Wow, it only took 6 years for the victim to get his million dollar “jackpot”, which will probably not last him till retirement. How will he get by being unable to work after that? How has he managed to live for the past 6 years, with a W/C system that leaves an injured worker on reduced wages after 6 months? I don’t think the win was nearly enough. Just work out how long you could survive on a million, especially with extra medical expenses you’ll have for the rest of your life. With a modest income of say, $70k, that is about fourteen years [no tax paid]. Then what does an older, unemployable person do except go onto the welfare system?
My sympathies to anyone on W/C, it’s a horrible, painful and stressful system that only makes the injury harder to bear.

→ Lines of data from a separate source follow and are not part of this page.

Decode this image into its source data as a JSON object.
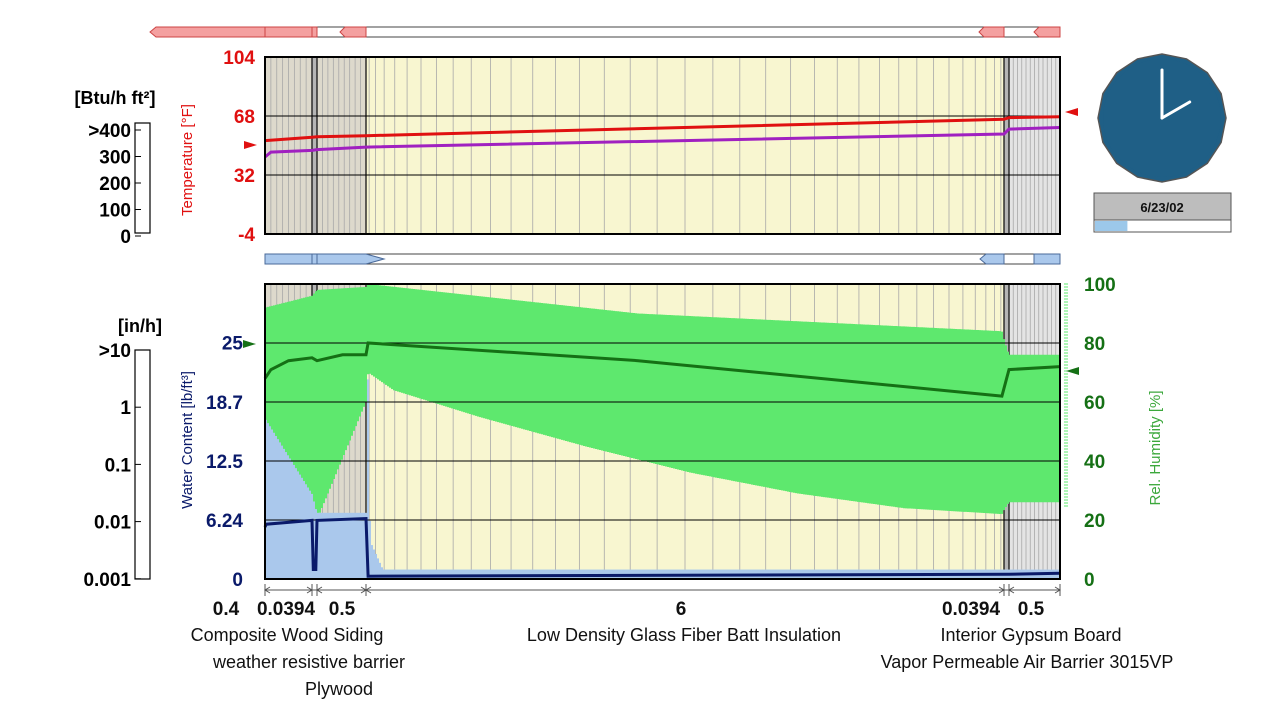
{
  "flux_scale": {
    "unit": "[Btu/h ft²]",
    "ticks": [
      ">400",
      "300",
      "200",
      "100",
      "0"
    ]
  },
  "rain_scale": {
    "unit": "[in/h]",
    "ticks": [
      ">10",
      "1",
      "0.1",
      "0.01",
      "0.001"
    ]
  },
  "temperature_axis": {
    "label": "Temperature [°F]",
    "ticks": [
      "104",
      "68",
      "32",
      "-4"
    ],
    "range": [
      -4,
      104
    ]
  },
  "water_content_axis": {
    "label": "Water Content [lb/ft³]",
    "ticks": [
      "25",
      "18.7",
      "12.5",
      "6.24",
      "0"
    ],
    "range": [
      0,
      31.2
    ]
  },
  "rh_axis": {
    "label": "Rel. Humidity [%]",
    "ticks": [
      "100",
      "80",
      "60",
      "40",
      "20",
      "0"
    ],
    "range": [
      0,
      100
    ]
  },
  "clock": {
    "date": "6/23/02",
    "hour": 2,
    "minute": 0,
    "progress": 0.24,
    "face_color": "#1f5f86",
    "progress_color": "#9cc8ea"
  },
  "layers": {
    "thickness_labels": [
      "0.4",
      "0.0394",
      "0.5",
      "6",
      "0.0394",
      "0.5"
    ],
    "names": [
      "Composite Wood Siding",
      "weather resistive barrier",
      "Plywood",
      "Low Density Glass Fiber Batt Insulation",
      "Interior Gypsum Board",
      "Vapor Permeable Air Barrier 3015VP"
    ]
  },
  "colors": {
    "temperature": "#e01010",
    "dewpoint": "#a020c0",
    "rh_line": "#157015",
    "rh_band": "#5ee86e",
    "water_content": "#0a1a6a",
    "water_band": "#aac8ec",
    "layer_bg": "#f8f6d0",
    "siding_bg": "#ddd9cc",
    "barrier_bg": "#b5b5b5"
  },
  "chart_data": [
    {
      "type": "line",
      "subject": "temperature profile across wall assembly",
      "ylabel": "Temperature [°F]",
      "ylim": [
        -4,
        104
      ],
      "x_units": "inches from exterior face",
      "series": [
        {
          "role": "temperature",
          "x": [
            0.0,
            0.4,
            0.44,
            0.94,
            6.94,
            6.98,
            7.48
          ],
          "y": [
            53,
            55,
            55.4,
            56,
            66,
            67,
            67.5
          ]
        },
        {
          "role": "dew point",
          "x": [
            0.0,
            0.05,
            0.4,
            0.44,
            0.94,
            6.94,
            6.98,
            7.48
          ],
          "y": [
            43,
            46,
            47,
            47.5,
            49,
            57,
            60,
            61
          ]
        }
      ]
    },
    {
      "type": "line",
      "subject": "relative humidity and water content across wall assembly",
      "ylabel_left": "Water Content [lb/ft³]",
      "ylabel_right": "Rel. Humidity [%]",
      "ylim_left": [
        0,
        31.2
      ],
      "ylim_right": [
        0,
        100
      ],
      "x_units": "inches from exterior face",
      "series": [
        {
          "role": "relative humidity",
          "x": [
            0.0,
            0.05,
            0.2,
            0.4,
            0.44,
            0.7,
            0.94,
            0.96,
            3.5,
            6.92,
            6.98,
            7.48
          ],
          "y": [
            68,
            71,
            74,
            75,
            74,
            76,
            76,
            80,
            74,
            62,
            71,
            72
          ]
        },
        {
          "role": "rh band upper",
          "x": [
            0.0,
            0.4,
            0.44,
            0.94,
            0.96,
            3.5,
            6.92,
            6.98,
            7.48
          ],
          "y": [
            92,
            96,
            98,
            99,
            100,
            90,
            84,
            76,
            76
          ]
        },
        {
          "role": "rh band lower",
          "x": [
            0.0,
            0.4,
            0.44,
            0.94,
            0.96,
            1.2,
            2.0,
            3.0,
            4.0,
            5.0,
            6.0,
            6.92,
            6.98,
            7.48
          ],
          "y": [
            20,
            22,
            20,
            60,
            70,
            64,
            55,
            45,
            36,
            29,
            24,
            22,
            26,
            26
          ]
        },
        {
          "role": "water content",
          "x": [
            0.0,
            0.01,
            0.4,
            0.41,
            0.43,
            0.44,
            0.94,
            0.96,
            6.98,
            7.48
          ],
          "y": [
            5.5,
            5.8,
            6.2,
            1.0,
            1.0,
            6.2,
            6.4,
            0.3,
            0.5,
            0.6
          ]
        },
        {
          "role": "water band upper",
          "x": [
            0.0,
            0.4,
            0.44,
            0.94,
            0.96,
            0.98,
            1.1,
            6.98,
            7.48
          ],
          "y": [
            17,
            9,
            7,
            7,
            22,
            4,
            1,
            1,
            1
          ]
        }
      ]
    }
  ]
}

Write to the paper. Seriously do it.

Instant Mash9:48 pm 13 Nov 13

Broke my back at work… WINNING!

We’ll he did have to win it didn’t he? If his previous employer admitted that they’d done the wrong thing and caused the injury, it wouldn’t have ended up in court in the first place. This guy had to fight to get compensation – a fight he evidently won.

To be honest, I think it probably is just you who thinks the use of the word ‘win’ is trivialising the injury. Understandable perhaps given your history, but nothing I read in that story suggested to me that the man involved was lucky at all. Reading between the lines, I guess you think that the term suggests that the recipient didn’t deserve their payout?

Reading what happened to this man, I’m sure he feels like he’s won too. A battle at least, if not the war.

My sporting team’s wins* are always due to superior skill.

*Note losses are due to bad luck or poor judgement by officials.